Before the COVID-19 pandemic, determining a dealership’s value was a pretty straightforward process. However, after 2019, buy/sell valuations became trickier. After weathering the brunt of the pandemic in 2020, the retail auto market revved up again, and profits soared. Joining us today on CBT Now is Alan Haig, President and Founder of Haig Partners, to take a closer look at the rapidly changing landscape of dealership valuations.

“2021 was the most active year ever in our industry, probably by double,” Haig says. Although, 2022 has yet to see the enormous deals that happened in the previous year. However, he says the number of sales this year is ahead of last year’s pace.

Haig says the uncertainty of the market has made valuation more difficult. He explains that profits have more than tripled from 2019 to the first half of 2022, a fact he calls “fantastic.” He also points out that all dealers recognize that margins are likely to come down.

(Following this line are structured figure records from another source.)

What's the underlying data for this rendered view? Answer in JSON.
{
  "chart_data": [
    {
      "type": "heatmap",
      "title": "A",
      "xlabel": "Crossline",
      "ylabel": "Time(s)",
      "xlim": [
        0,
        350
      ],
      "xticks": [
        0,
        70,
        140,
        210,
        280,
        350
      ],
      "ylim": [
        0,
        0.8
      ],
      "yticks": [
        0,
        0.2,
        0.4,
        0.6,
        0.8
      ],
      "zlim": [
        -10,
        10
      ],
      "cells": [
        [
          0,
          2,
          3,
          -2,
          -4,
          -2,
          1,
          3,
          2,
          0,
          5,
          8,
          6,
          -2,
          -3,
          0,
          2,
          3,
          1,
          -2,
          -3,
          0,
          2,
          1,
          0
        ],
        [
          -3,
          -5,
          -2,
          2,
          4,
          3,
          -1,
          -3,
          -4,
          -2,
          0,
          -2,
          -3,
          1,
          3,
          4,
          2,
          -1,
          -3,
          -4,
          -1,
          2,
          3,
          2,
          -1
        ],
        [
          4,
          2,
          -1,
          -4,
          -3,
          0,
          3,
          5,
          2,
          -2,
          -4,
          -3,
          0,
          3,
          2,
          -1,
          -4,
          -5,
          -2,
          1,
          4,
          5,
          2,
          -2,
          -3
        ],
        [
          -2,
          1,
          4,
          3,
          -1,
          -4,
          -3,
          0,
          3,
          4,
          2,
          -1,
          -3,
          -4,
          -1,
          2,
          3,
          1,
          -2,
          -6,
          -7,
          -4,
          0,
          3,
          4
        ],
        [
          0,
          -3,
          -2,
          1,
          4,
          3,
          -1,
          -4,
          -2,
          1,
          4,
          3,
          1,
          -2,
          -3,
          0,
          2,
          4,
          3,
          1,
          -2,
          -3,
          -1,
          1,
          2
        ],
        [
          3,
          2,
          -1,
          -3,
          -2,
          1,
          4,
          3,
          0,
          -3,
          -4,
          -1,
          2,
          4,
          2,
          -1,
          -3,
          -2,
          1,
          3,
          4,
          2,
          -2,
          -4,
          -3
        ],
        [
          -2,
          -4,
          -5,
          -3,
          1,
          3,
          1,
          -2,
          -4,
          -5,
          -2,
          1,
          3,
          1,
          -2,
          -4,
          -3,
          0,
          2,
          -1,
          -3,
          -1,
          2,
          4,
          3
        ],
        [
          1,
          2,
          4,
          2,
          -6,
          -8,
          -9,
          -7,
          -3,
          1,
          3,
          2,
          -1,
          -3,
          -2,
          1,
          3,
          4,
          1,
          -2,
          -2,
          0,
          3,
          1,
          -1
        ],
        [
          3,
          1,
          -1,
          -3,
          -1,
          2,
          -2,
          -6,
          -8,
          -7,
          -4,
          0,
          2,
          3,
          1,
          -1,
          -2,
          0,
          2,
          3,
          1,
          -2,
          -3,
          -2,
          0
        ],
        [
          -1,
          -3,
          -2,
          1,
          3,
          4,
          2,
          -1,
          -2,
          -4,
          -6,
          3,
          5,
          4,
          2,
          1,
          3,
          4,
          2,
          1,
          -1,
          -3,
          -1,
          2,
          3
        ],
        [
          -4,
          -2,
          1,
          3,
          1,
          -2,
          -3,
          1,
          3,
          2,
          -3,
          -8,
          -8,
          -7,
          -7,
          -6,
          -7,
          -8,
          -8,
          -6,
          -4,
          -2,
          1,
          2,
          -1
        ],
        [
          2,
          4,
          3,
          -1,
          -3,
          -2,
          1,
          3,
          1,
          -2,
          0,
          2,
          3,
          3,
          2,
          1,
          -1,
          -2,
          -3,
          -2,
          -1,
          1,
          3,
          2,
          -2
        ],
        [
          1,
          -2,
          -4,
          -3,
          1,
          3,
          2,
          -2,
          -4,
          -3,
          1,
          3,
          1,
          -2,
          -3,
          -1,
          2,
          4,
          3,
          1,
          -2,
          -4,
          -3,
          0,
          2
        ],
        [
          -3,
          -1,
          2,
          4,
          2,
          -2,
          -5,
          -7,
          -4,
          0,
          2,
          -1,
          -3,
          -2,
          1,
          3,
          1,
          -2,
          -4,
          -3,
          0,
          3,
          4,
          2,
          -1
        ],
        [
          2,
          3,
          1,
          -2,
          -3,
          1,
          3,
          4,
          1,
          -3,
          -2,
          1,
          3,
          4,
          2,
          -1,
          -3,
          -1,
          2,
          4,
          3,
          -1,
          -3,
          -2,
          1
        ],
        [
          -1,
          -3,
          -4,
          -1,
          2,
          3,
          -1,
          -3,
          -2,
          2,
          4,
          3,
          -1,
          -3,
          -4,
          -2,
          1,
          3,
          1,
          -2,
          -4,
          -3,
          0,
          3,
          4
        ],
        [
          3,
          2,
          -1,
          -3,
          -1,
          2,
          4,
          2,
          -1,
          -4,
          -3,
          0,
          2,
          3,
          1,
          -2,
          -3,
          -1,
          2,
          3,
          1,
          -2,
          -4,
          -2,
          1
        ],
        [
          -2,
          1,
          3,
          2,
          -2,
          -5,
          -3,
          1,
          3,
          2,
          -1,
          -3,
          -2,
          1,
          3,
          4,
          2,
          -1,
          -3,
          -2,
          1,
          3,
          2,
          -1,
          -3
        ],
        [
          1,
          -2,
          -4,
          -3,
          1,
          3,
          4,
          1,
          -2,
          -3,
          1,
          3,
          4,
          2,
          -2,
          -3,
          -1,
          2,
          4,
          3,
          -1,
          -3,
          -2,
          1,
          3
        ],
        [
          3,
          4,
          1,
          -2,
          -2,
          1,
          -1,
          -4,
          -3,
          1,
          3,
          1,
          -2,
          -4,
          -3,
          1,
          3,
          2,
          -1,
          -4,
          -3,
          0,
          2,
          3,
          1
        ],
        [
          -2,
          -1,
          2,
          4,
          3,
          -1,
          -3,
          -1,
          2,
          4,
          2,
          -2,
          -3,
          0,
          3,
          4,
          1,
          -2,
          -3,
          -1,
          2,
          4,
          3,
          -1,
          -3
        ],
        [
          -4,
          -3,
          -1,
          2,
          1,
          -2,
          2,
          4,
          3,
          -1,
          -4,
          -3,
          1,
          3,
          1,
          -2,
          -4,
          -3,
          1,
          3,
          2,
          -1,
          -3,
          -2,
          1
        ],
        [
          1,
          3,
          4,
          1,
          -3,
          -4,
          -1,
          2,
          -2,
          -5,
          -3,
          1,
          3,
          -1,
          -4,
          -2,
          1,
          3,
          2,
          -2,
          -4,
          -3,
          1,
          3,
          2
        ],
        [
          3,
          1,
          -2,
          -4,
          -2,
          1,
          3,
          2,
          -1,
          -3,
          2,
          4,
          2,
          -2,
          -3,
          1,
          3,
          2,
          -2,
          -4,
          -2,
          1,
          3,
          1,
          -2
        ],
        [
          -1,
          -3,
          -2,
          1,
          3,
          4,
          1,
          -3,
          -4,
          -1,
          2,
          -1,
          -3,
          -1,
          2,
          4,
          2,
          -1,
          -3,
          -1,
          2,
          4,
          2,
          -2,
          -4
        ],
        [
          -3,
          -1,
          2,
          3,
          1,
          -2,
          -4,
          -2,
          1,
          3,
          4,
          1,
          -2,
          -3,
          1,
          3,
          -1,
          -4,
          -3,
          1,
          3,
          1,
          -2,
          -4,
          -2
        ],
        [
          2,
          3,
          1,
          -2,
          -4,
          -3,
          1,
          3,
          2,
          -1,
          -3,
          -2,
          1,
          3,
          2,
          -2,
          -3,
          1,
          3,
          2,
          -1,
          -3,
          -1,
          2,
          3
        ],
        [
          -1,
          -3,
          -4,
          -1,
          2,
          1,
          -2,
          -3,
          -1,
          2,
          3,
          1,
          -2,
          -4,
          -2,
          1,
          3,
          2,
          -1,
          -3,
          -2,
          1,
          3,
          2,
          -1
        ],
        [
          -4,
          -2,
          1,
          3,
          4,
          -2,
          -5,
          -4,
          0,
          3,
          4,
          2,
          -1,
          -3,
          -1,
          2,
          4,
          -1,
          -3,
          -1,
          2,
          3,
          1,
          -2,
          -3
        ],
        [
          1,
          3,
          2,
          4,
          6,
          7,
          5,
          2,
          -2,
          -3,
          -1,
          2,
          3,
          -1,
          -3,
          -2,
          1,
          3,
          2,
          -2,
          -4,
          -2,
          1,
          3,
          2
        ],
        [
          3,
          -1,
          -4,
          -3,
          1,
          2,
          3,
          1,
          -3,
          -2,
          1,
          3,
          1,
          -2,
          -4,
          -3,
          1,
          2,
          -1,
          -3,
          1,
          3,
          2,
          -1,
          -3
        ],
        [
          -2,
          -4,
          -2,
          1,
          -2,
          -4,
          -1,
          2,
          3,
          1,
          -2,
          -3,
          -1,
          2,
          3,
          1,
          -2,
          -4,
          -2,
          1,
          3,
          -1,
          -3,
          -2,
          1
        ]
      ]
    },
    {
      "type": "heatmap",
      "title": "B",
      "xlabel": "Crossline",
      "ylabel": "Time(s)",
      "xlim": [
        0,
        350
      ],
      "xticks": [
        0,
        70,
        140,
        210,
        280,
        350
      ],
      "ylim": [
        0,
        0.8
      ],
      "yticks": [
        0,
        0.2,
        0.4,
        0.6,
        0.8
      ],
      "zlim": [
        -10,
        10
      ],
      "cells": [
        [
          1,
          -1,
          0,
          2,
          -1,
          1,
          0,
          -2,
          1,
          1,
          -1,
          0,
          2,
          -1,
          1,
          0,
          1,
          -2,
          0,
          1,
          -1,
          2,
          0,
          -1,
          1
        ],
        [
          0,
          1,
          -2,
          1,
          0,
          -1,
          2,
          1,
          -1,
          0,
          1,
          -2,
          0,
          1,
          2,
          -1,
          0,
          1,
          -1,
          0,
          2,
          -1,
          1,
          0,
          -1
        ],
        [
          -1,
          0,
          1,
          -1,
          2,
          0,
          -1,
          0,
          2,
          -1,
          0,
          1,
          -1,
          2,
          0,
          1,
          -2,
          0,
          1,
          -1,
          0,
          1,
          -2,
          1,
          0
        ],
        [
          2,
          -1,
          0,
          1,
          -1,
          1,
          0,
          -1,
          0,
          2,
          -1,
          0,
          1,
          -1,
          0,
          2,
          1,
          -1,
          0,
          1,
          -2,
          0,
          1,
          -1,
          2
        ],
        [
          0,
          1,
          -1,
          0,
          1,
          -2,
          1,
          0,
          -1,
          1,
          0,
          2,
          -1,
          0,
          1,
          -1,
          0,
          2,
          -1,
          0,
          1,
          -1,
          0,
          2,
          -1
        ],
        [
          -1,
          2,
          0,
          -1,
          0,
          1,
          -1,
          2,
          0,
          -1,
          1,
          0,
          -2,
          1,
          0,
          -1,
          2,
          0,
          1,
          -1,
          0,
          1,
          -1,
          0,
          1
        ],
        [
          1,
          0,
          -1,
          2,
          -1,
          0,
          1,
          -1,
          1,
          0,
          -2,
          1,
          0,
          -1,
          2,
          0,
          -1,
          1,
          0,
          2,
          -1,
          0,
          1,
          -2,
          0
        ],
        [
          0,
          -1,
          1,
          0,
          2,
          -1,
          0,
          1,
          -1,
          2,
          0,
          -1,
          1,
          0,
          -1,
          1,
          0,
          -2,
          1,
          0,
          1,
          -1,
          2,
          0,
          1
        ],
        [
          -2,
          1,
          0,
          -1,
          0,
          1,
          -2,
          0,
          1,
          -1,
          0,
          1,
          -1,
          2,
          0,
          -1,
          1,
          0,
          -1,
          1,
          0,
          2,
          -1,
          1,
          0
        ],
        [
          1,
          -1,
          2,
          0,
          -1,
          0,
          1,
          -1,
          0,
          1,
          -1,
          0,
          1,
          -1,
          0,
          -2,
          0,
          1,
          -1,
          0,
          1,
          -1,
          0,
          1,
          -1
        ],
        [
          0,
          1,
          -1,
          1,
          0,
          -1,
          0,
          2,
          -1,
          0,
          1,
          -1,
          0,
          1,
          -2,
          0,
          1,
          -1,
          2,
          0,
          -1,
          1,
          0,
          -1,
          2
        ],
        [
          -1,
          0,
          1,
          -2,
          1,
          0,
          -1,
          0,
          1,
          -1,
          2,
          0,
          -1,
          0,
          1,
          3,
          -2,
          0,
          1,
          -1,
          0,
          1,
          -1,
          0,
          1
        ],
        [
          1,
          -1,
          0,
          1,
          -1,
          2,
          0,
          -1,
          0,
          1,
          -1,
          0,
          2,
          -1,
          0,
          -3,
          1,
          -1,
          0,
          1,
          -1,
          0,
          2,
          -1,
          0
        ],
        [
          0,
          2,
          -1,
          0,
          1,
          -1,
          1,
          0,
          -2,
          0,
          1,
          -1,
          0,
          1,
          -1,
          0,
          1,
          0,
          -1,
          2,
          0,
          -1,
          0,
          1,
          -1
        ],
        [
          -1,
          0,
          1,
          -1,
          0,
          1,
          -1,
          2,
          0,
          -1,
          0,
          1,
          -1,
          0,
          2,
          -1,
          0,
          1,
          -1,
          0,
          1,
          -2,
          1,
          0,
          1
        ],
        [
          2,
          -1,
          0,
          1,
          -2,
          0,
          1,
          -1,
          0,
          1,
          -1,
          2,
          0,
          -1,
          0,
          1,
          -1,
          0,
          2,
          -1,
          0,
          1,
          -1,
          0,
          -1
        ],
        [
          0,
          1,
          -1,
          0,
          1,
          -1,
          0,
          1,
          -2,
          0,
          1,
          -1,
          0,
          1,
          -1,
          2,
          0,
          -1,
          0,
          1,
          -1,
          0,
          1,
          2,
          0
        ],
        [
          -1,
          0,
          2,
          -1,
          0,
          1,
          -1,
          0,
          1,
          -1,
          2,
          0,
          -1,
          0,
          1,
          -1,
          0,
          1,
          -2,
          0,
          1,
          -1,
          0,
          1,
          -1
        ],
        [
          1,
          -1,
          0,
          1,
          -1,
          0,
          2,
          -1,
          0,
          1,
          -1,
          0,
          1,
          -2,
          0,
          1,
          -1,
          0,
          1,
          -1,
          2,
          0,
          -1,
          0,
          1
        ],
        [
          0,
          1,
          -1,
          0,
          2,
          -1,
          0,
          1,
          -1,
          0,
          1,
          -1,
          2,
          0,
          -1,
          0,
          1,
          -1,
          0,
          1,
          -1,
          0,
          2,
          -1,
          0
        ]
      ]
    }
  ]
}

About a month ago, Haig says his company looked closely at how accurate valuation estimates have been. In 2019, he says those estimates were dead on, falling at 98% of the midpoint of the company’s high-low range. In 2020, because the company didn’t anticipate the pandemic when giving estimates, the offers that customers accepted were 86% of the midpoint of the range.

“As profits took off the market was running faster than we could keep up,” Haig says.

Haig says the industry is looking in the rear-view mirror to estimate value and anticipates some decline because of rising interest rates and inventory levels. He says he expects that the formula the company uses to evaluate valuation probably needs to change again.

Haid says the market still has a significant amount of instability but believes dealers won’t suffer as much as other businesses because of the pent-up demand. He does expect valuations to come down slightly during the second half of this year, something the industry is already starting to see.

When asked about Ford’s EV certification for dealers, which cost between $900,000 and $2 million, Haig says many dealers are evaluating their future plans and measuring how the investment will affect their future return.

Haig believes that Ford will need to change their strategy of taking orders and selling EVs online because competitors offering traditional retail models will likely sway those customers looking for instant gratification. He believes customers will have no problem traveling to competitor stores with EVs in stock and available to take home the same day. “Why make them wait,” Haig asks. Whether or not Ford will adapt its strategy has yet to be seen and is likely several years into the future. However, Haig says dealers need to have inventory on the ground.

Regarding prices averaging well over MSRP, Haig says he believes it’s a temporary issue and that OEMs are just as responsible for the situation. Haig says standardized pricing is a possibility for the future that would simplify the life of dealers and could offer many benefits.

Haig says he’s not afraid of changes to the dealership model because of its flexibility. He points to how dealers have already found ways to increase profits by focusing on their fixed operations and parts and service business. “Fixed operations are up 17% over the last year,” he says.

He explains that buyers are currently receiving multiple competitive offers with a significant range compared to the past when one solid offer likely stood out. That gives buyers more options and increases competition between sellers as well. “Sometimes the best buyer is down the street; sometimes he’s 1,000s of miles away,” Haig says.

Haig believes it’s easier to understand people’s motivations and strategies once the company can get out into the market and talk to people. He says the industry needs to look to the market for input. “Because the future is a little hard to predict, it’s more important than ever to let the market speak,” he says.